Polska odniosła dwa zwycięstwa w grupie A, rozgrywanych w Japonii, mistrzostw świata w siatkówce kobiet. W środę pokonała ćwierćfinalistę poprzedniego czempionatu Koreę Południową 3:2, a dzień wcześniej wygrała 3:1 z Kenią.
Zwycięstwo nad Koreą Podłudniową otworzyło polskim siatkarkom szeroko drzwi do pierwszego miejsca w grupie i praktycznie dało awans do drugiej rundy.
W przypadku kwalifikacji Polska trafi m.in. na Serbię i Czarnogórę, która doskonale wystartowała; w dwóch pierwszych meczach miała bardzo silne rywalki. Po wygranej we wtorek z obrończyniami tytułu Włoszkami 3:1, w środę siatkarki z Bałkanów pokonały w takim samym stosunku innego kandydata do medali Kubę.
Polska - Korea Południowa 3:2 (25:21, 23:25, 26:24, 23:25, 15:12)
Polska: Bełcik, Frątczak, Liktoras, Pycia, Rosner, Mirek, Zenik (libero) oraz Maj, Podolec.
Zwycięstwo nad Koreą Południową, ćwierćfinalistą mistrzostw świata z 2002 roku, otworzył reprezentacji Polski szeroko drzwi do pierwszego miejsca w grupie. środowe rywalki, obok Japonek, są uważane za najsilniejsze w pierwszej fazie turnieju.
W porównaniu z meczem z Kenią (3:1) trener Ireneusz Kłos dokonał dwóch zmian w wyjściowej szóstce. Milena Rosner zastąpiła Natalię Bamber, a Sylwia Pycia - Katarzynę Skowrońską-Dolatę.
Gra w pierwszym secie przebiegała pod wyraźne dyktando polskiego zespołu. Mocna zagrywka, dobre przyjęcie, wysoki blok były skuteczną receptą na poczynania siatkarek koreańskich. Polska prowadziła m.in. 8:5, 16:9 i 22:17.
Początek drugiego seta był również bardzo udany dla podopiecznych Kłosa, które objęły prowadzenie 4:1. Potem jednak zaczęły pojawiać się przestoje w grze i minimalną przewagę uzyskały rywalki. Niewiele jednak brakowało, żeby ten fragment spotkania zakończył się sukcesem.

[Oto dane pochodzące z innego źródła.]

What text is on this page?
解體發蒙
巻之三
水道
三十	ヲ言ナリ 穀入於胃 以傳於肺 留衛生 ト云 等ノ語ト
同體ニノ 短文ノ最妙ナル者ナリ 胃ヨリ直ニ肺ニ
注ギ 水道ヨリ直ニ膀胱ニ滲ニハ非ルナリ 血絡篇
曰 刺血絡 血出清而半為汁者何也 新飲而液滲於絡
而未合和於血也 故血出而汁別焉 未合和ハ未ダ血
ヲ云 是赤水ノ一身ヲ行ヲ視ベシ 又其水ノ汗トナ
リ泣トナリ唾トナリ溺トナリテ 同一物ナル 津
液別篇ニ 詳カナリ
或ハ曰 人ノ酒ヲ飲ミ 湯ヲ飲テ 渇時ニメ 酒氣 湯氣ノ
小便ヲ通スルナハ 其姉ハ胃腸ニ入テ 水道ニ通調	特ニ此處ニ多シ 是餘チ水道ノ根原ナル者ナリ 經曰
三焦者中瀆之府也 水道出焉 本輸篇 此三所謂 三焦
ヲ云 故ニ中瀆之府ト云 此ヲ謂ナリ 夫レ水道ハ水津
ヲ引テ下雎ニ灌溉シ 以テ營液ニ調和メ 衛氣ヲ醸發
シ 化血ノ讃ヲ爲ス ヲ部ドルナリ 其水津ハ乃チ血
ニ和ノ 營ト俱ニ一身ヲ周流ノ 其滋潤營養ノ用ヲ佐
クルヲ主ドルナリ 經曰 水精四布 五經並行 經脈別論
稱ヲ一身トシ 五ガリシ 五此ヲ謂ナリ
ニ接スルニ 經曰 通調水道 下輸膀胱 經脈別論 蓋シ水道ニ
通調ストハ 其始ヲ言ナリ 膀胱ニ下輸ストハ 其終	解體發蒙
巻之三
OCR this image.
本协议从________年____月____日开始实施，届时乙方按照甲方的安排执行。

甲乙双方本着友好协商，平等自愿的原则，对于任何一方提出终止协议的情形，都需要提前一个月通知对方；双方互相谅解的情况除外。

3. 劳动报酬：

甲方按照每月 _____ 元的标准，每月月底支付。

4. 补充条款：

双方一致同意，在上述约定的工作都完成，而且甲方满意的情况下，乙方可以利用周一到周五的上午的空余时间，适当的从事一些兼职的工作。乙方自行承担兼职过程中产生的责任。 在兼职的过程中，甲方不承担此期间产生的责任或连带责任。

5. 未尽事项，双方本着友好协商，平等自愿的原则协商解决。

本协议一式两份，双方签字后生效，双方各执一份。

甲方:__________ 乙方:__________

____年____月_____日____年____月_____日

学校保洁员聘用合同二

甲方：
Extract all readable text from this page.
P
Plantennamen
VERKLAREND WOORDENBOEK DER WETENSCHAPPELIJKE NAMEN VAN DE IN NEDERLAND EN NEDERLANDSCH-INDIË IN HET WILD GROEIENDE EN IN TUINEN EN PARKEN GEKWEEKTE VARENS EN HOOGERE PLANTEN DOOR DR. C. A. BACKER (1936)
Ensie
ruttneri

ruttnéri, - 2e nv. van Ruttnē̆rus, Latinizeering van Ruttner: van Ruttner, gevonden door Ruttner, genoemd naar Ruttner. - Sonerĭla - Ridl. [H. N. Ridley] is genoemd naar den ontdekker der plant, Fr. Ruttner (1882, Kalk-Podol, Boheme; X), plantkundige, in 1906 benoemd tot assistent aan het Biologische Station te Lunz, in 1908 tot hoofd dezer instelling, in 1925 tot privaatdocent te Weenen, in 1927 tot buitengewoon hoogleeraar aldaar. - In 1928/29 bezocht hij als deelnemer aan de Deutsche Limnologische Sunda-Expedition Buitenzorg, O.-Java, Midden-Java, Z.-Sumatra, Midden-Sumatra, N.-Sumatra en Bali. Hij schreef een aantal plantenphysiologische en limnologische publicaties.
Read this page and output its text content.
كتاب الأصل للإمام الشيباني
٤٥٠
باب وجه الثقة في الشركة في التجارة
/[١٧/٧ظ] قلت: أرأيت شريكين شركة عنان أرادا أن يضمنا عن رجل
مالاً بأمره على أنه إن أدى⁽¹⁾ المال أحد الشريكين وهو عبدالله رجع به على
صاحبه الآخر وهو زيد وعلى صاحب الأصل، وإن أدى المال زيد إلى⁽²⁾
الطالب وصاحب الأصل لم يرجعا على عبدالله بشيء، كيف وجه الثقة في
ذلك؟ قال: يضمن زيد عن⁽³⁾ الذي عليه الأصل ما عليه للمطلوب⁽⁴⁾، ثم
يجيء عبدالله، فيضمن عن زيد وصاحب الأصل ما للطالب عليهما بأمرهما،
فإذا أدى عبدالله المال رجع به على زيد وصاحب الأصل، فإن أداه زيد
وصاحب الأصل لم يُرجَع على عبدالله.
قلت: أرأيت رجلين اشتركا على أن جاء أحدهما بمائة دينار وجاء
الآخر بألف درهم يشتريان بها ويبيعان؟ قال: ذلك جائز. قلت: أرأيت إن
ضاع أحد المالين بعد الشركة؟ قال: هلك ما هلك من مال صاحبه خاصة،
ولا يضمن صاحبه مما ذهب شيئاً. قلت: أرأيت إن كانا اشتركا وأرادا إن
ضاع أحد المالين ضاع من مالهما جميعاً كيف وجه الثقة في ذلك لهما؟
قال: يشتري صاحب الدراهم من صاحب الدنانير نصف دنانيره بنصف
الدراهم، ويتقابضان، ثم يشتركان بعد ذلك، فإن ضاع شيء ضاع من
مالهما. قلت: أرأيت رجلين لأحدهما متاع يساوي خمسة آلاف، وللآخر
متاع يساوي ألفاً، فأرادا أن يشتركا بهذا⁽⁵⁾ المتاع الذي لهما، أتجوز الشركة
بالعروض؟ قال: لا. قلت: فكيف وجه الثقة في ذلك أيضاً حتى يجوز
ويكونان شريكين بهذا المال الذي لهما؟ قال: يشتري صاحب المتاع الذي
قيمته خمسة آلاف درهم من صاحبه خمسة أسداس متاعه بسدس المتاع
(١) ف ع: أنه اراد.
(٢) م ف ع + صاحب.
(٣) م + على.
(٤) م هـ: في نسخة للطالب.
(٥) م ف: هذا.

Przy stanie 22:20 atak Kamili Frątczak został zatrzymany na pojedynczym bloku, a w następnej akcji po fatalnym przyjęciu zagrywki Koreanki zdobyły punkt i zamiast przewagi 23:20, był remis 22:22. W końcówce siatkarki koreańskie wykorzystały błędy Polek i zwyciężyły 25:23.
W trzecim secie zamiast Kamili Frątczak w ataku zagrała Anna Podolec, która skończyła dużo akcji. Mistrzynie Europy zafundowały w jego końcówce również dużo emocji. Prowadząc 24:21 nie potrafiły skończyć ataku w trzech kolejnych akcjach i Korea Południowa, po fantastycznych obronach, doprowadziła do remisu. Jednak dwa następne punkty zdobyła Polska, a bohaterką tych akcji była Maria Liktora - najpierw w ataku, potem w bloku.
Końcówka czwartego seta, podobnie jak drugiego, została przez Polskę przegrana głównie za sprawą błędów. Dwukrotne mistrzynie Europy prowadziły 21:17 i 22:20, ale nie potrafiły zwycięsko zakończyć tego fragmentu spotkania.
W tie breaku również nie brakowało zmian sytuacji i nastrojów. Polska prowadziła 11:7 i następnie straciła trzy kolejne punkty. Za chwilę zespół trenerów Ireneusza Kłosa i Mariana Kardasa zaprezentował udane akcje, a gdy Sylwia Pycia zdobyła piętnasty punkt, nastąpiła eksplozja radości.